Thursday, April 03, 2014

Political Parties Stage Drama To Attract Audience For Polls

By Likha Veer | INNLIVE

ELECTION SCENARIO In the theater of politics, street plays become the face and the script of ideology. As the election campaign intensifies, various parties and the election commission are using the medium of theatre to ensure maximum support, audience and voter turnout. The stage for drama and dialogue is ready.

Charlie, 42, (uses only his first name). He is busy memorising his dialogues for a roadside play that his troupe has been enacting this poll season.
At the DDA park on Deen Dayal Upadhyaya Marg in the New Delhi Lok Sabha constituency, Charlie and his group of friends from the Chirag Theatre Group have been rehearsing for a show they would be putting up ahead of a poll campaign by the Bharatiya Janata Party candidate Harsha Vardhan in Chandni Chowk. They are belting out lines from their skit for a month, joining the poll campaign of BJP candidates from the seven Lok Sabha seats in Delhi. Poll time only means money for them. “I have been performing these acts for 15 years now. Our group has been active in the theatre circuit in Delhi. The polls season is a good time for us to show our talent through a skit that carries a message. It also helps us earn quick bucks,” says Charlie.

The Chirag Theatre Group has been “hired on contract” by BJP to perform street plays across the city.

Charile, who passed out of Kirori Mal College 15 years ago got involved in theatre through the Dramatics Society of his college.

“Almost all theatre artistes, especially youth, consider election time as earn-while-you-learn time. On an average, we get `2,000 per street play and in a day, we manage to do seven shows,” says Adil.

In the last 10 days of campaigning for the polls on April 10, the group expects to make a few lakh of rupees as earnings from political parties this time around.
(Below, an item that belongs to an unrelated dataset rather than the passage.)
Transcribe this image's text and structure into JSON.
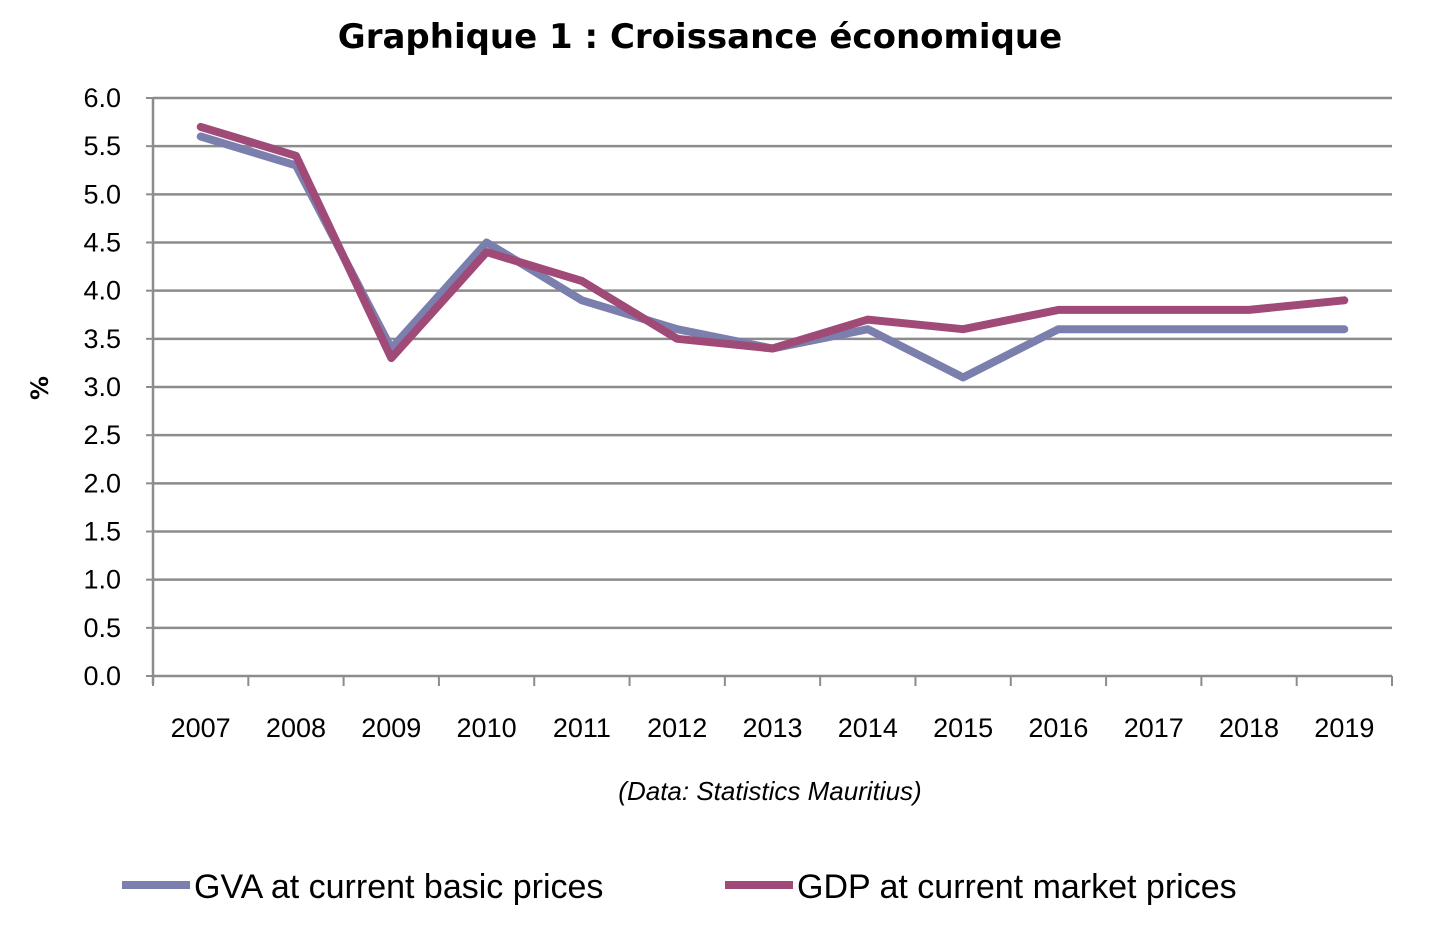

Apart from BJP, its rivals —AAP and Congress — too have roped in hundreds of such artistes from across the country and theatre colleges for campaigning.

“We have selected around 150 such artists from across the country, including National School of Drama and various other drama colleges to perform street plays,” BJP national general secretary Vani Tripathi told The Sunday Standard.

She explained that street plays, one of the traditional method of campaigning, would be used a lot in the election this time around.

“It will kick-start from April 1 in Delhi and six groups would perform five skits, each running for eighteen minutes,” adds Tripathi.

The artists have also been asked to interact with people for 10 minutes after the show. Similarly, AAP has started holding street plays and is aggressively promoting its candidates. “Through the street plays, artistes are informing people about the party and its agenda, and there are several groups holding political satires at various locations,” AAP’s national spokesperson Deepak Vajpayee says.

Interestingly, Asmita Theatre Group, which was associated with anti-corruption movement and AAP leader Arvind Kejriwal, has claimed that they have not been promoting AAP or any political parties this election season. “From the anti-corruption movement to Nirbhaya protests, we have always been upfront and performed several street plays. 

But we don’t perform for political parties,” Asmita’s director Arvind Gaur said. Congress too is not behind. Streets plays have been scheduled for the last phase of campaigning ahead of the elections. “The plays are about the various development projects carried by the Congress government,” Congress MP Sandeep Dikshit says.

The election commission has also roped in theatre groups to perform street plays under the voter awareness programme. The election commission is reaching out to the people so that they can exercise their vote and play an active role in deciding the fate of the seven high-profile Parliamentary seats in the forthcoming election.

“We want voters to come in hordes and participate in the biggest electoral process. We do not want people from any region to be left behind or feel alienated," Delhi Chief Electoral Officer Vijay Dev informs.

The move is aimed at increasing the voting percentage in the capital and to ensure that people from other regions living in the capital are not left out, he adds.

Tollywood singers have been roped in to send the message across Delhi's localities inhabited by people from Andhra Pradesh, Karnataka, Kerala and Tamil Nadu.